Turner, the Andover pitcher, has great speed and has proved very effective during the past season. Rustin, Hinkey and Murphy all are first class men. When the nines are so evenly matched it is hard to predict the winner. Exeter has been slightly the favorite until lately when Andover has come up greatly. The two nines will be made up as follows: Exeter-Phelan, l. f.; Lighthall, 1b; Ewing, c. f.; Kent, 3b.; Bissell. c.; Brown, s. s.; Chamberlin, r. f.; Burleigh, 2b.; Howe, p. Andover-Rustin, s. s.; Sheffield, 3b.; Jennings, 2b.; Hinkey, r. f.; Murphy, c.; Crawford, l. f.; Millard, c. f.; Ketchum, 1b.; Turner, p.

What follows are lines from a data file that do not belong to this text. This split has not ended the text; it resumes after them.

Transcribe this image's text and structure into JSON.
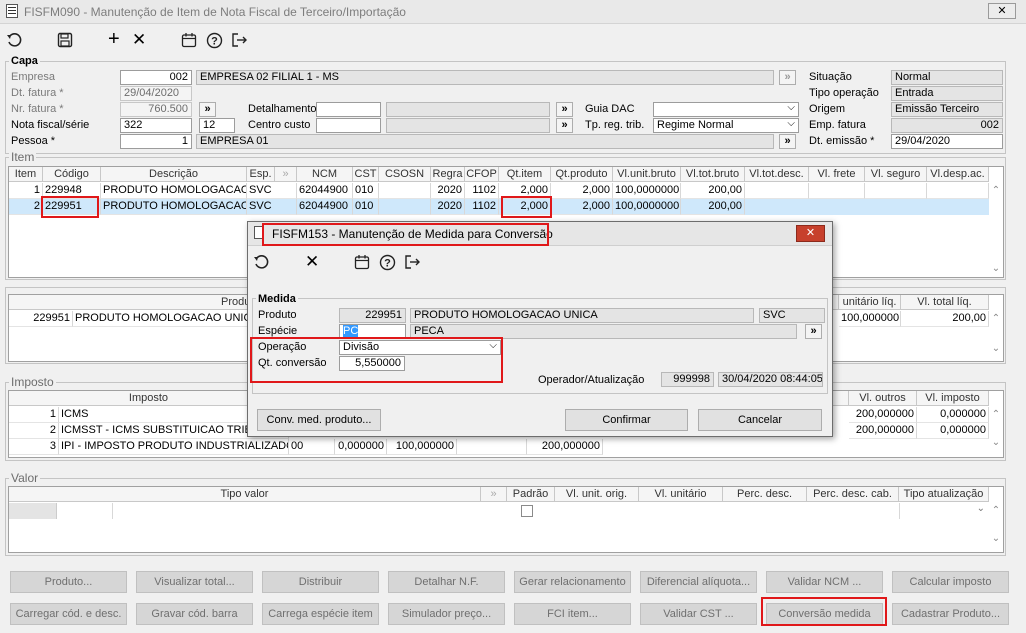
{
  "window": {
    "title": "FISFM090 - Manutenção de Item de Nota Fiscal de Terceiro/Importação",
    "close": "✕"
  },
  "toolbar": {
    "undo": "undo-icon",
    "save": "save-icon",
    "add": "+",
    "cancel": "✕",
    "calendar": "calendar-icon",
    "help": "?",
    "exit": "exit-icon"
  },
  "capa": {
    "title": "Capa",
    "empresa_label": "Empresa",
    "empresa_code": "002",
    "empresa_name": "EMPRESA 02 FILIAL 1 - MS",
    "dt_fatura_label": "Dt. fatura *",
    "dt_fatura": "29/04/2020",
    "nr_fatura_label": "Nr. fatura *",
    "nr_fatura": "760.500",
    "nf_serie_label": "Nota fiscal/série",
    "nf": "322",
    "serie": "12",
    "pessoa_label": "Pessoa *",
    "pessoa_code": "1",
    "pessoa_name": "EMPRESA 01",
    "detalhamento_label": "Detalhamento",
    "centro_custo_label": "Centro custo",
    "guia_dac_label": "Guia DAC",
    "tp_reg_trib_label": "Tp. reg. trib.",
    "tp_reg_trib": "Regime Normal",
    "situacao_label": "Situação",
    "situacao": "Normal",
    "tipo_operacao_label": "Tipo operação",
    "tipo_operacao": "Entrada",
    "origem_label": "Origem",
    "origem": "Emissão Terceiro",
    "emp_fatura_label": "Emp. fatura",
    "emp_fatura": "002",
    "dt_emissao_label": "Dt. emissão *",
    "dt_emissao": "29/04/2020",
    "lookup": "»"
  },
  "item": {
    "title": "Item",
    "columns": [
      "Item",
      "Código",
      "Descrição",
      "Esp.",
      "NCM",
      "CST",
      "CSOSN",
      "Regra",
      "CFOP",
      "Qt.item",
      "Qt.produto",
      "Vl.unit.bruto",
      "Vl.tot.bruto",
      "Vl.tot.desc.",
      "Vl. frete",
      "Vl. seguro",
      "Vl.desp.ac."
    ],
    "rows": [
      [
        "1",
        "229948",
        "PRODUTO HOMOLOGACAO",
        "SVC",
        "62044900",
        "010",
        "",
        "2020",
        "1102",
        "2,000",
        "2,000",
        "100,0000000",
        "200,00",
        "",
        "",
        "",
        ""
      ],
      [
        "2",
        "229951",
        "PRODUTO HOMOLOGACAO U",
        "SVC",
        "62044900",
        "010",
        "",
        "2020",
        "1102",
        "2,000",
        "2,000",
        "100,0000000",
        "200,00",
        "",
        "",
        "",
        ""
      ]
    ]
  },
  "produto_grid": {
    "col_produto": "Produ",
    "col_unit": "unitário líq.",
    "col_total": "Vl. total líq.",
    "code": "229951",
    "desc": "PRODUTO HOMOLOGACAO UNICA",
    "unit": "100,000000",
    "total": "200,00"
  },
  "imposto": {
    "title": "Imposto",
    "col_imposto": "Imposto",
    "col_outros": "Vl. outros",
    "col_vimposto": "Vl. imposto",
    "rows": [
      {
        "n": "1",
        "name": "ICMS",
        "outros": "200,000000",
        "vimposto": "0,000000"
      },
      {
        "n": "2",
        "name": "ICMSST - ICMS SUBSTITUICAO TRIBUT",
        "outros": "200,000000",
        "vimposto": "0,000000"
      },
      {
        "n": "3",
        "name": "IPI - IMPOSTO PRODUTO INDUSTRIALIZADO",
        "c1": "00",
        "c2": "0,000000",
        "c3": "100,000000",
        "c4": "200,000000"
      }
    ]
  },
  "valor": {
    "title": "Valor",
    "columns": [
      "Tipo valor",
      "Padrão",
      "Vl. unit. orig.",
      "Vl. unitário",
      "Perc. desc.",
      "Perc. desc. cab.",
      "Tipo atualização"
    ]
  },
  "buttons": {
    "row1": [
      "Produto...",
      "Visualizar total...",
      "Distribuir",
      "Detalhar N.F.",
      "Gerar relacionamento",
      "Diferencial alíquota...",
      "Validar NCM ...",
      "Calcular imposto"
    ],
    "row2": [
      "Carregar cód. e desc.",
      "Gravar cód. barra",
      "Carrega espécie item",
      "Simulador preço...",
      "FCI item...",
      "Validar CST ...",
      "Conversão medida",
      "Cadastrar Produto..."
    ]
  },
  "dialog": {
    "title": "FISFM153 - Manutenção de Medida para Conversão",
    "close": "✕",
    "medida_title": "Medida",
    "produto_label": "Produto",
    "produto_code": "229951",
    "produto_desc": "PRODUTO HOMOLOGACAO UNICA",
    "produto_esp": "SVC",
    "especie_label": "Espécie",
    "especie_code": "PC",
    "especie_desc": "PECA",
    "operacao_label": "Operação",
    "operacao": "Divisão",
    "qt_conv_label": "Qt. conversão",
    "qt_conv": "5,550000",
    "operador_label": "Operador/Atualização",
    "operador": "999998",
    "atualizacao": "30/04/2020 08:44:05",
    "btn_conv": "Conv. med. produto...",
    "btn_confirmar": "Confirmar",
    "btn_cancelar": "Cancelar"
  }
}
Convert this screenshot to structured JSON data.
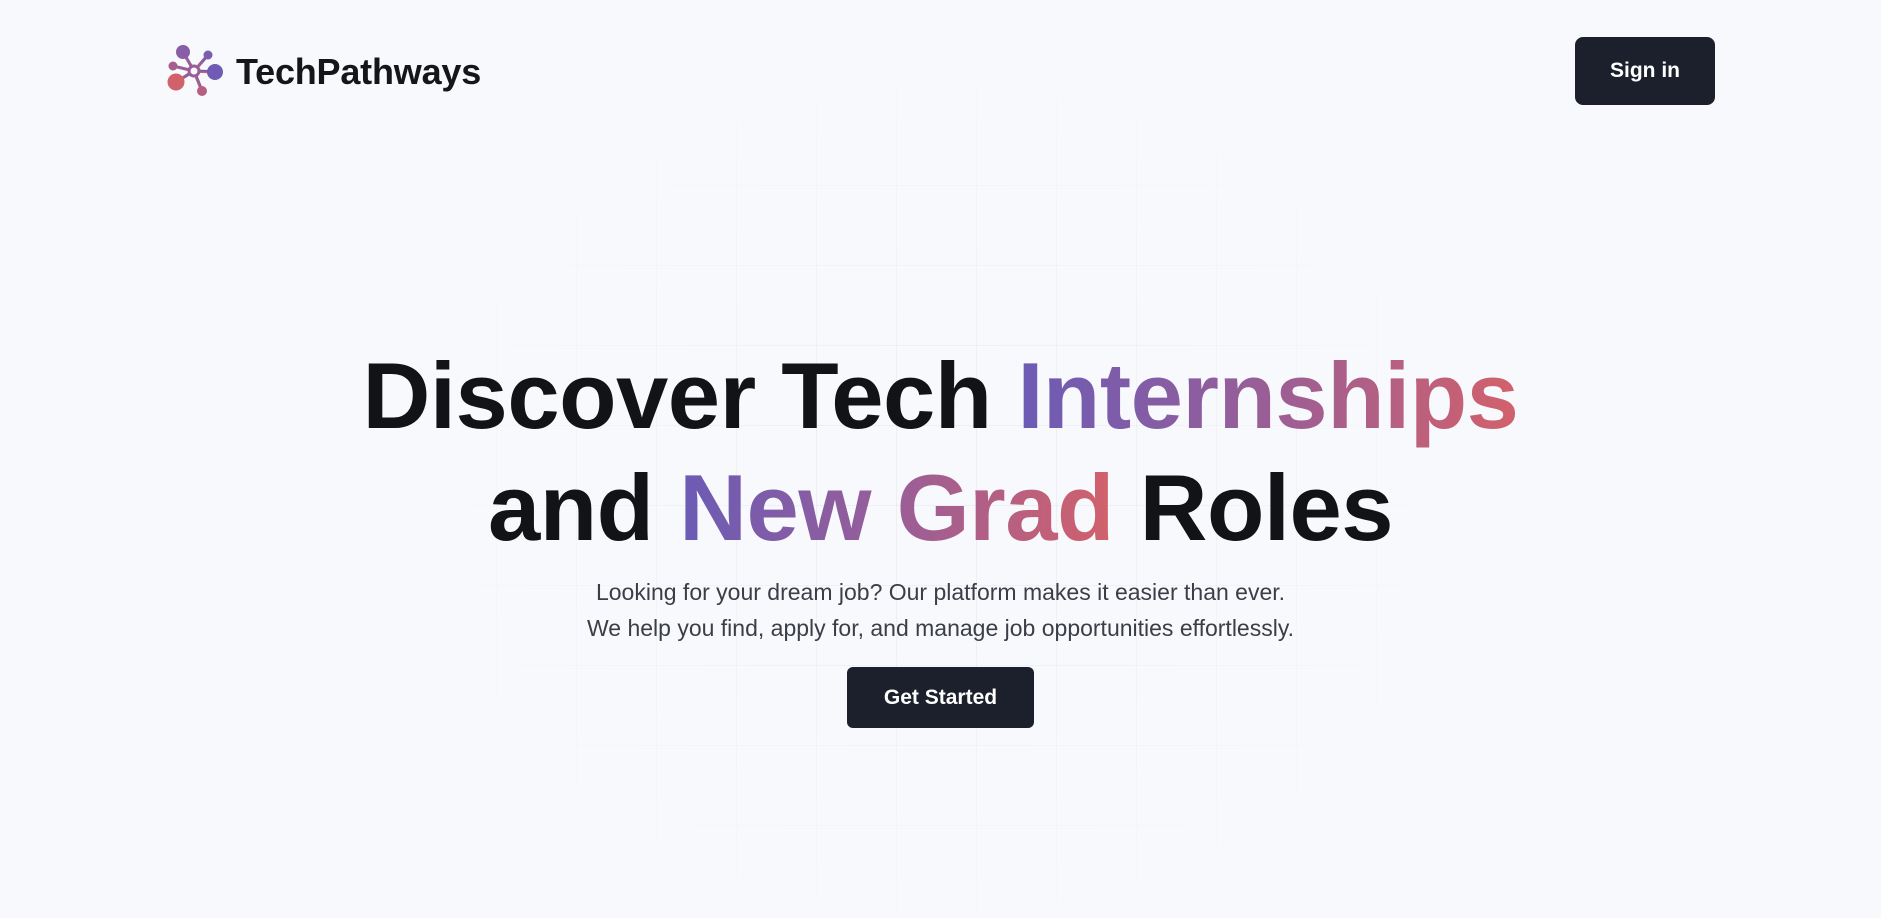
{
  "brand": {
    "name": "TechPathways",
    "logo_icon": "molecule-icon",
    "logo_colors": [
      "#6b5bb5",
      "#9a5e97",
      "#d2616b"
    ]
  },
  "header": {
    "signin_label": "Sign in"
  },
  "hero": {
    "line1_plain": "Discover Tech ",
    "line1_accent": "Internships",
    "line2_plain_start": "and ",
    "line2_accent": "New Grad",
    "line2_plain_end": " Roles",
    "subtitle_line1": "Looking for your dream job? Our platform makes it easier than ever.",
    "subtitle_line2": "We help you find, apply for, and manage job opportunities effortlessly.",
    "cta_label": "Get Started"
  },
  "colors": {
    "background": "#f8f9fc",
    "button": "#1b202c",
    "heading": "#121317",
    "gradient_start": "#6b5bb5",
    "gradient_end": "#d2616b"
  }
}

It is probable that according to the usual custom a large number of Exeter and Andover graduates from Harvard will go up to see the game and cheer for their schools. Last year no game was played. Before that time the concerts were played regularly for years with varying results. Exeter won in 1882 with W. B. Phillips, captain of the '86 Harvard nine, playing at second base. In 1883 and 1884 Andover won. In 1885 Exeter won, 9 to 1. Kelly, later of the Harvard Medical School, was captain and pitcher. W. D. Clark, Harvard '89, was third base, with S. B. Morison, the Yale half-back, on first, McClung, captain of the Yale eleven for next year, as catcher, and Cook, the big Princeton foot ball rusher in centre field. Noyes, who was captain of the Yale nine in '89, was short stop on the Andover team that year.

The next year, 1886, Exeter won again, 7 to 6, after a most exciting game. McClung was catcher again; as he was in all four years of his course at Exeter. Wurtenburg, later a Yale half-back, was short-stop, and Dana, now captain of the Princeton nine, was centre field.

In 1887 Andover went to Exeter and gave her crushing defeat, 22 to 6. Exeter's pitcher gave 17 bases on balls. In 1888 Andover won after a close game, 6 to 4. Upton '93, played short stop on Andover that year. In 1889, Trafford '93, and Upton '93, caught respectively for Exeter and Andover, and Soule '93, played short stop for Exeter. Exeter won, 3 to 2. It was in this game that Trafford got through several water buckets, a couple of benches and the scorers' stand in time to make a wonderful foul catch.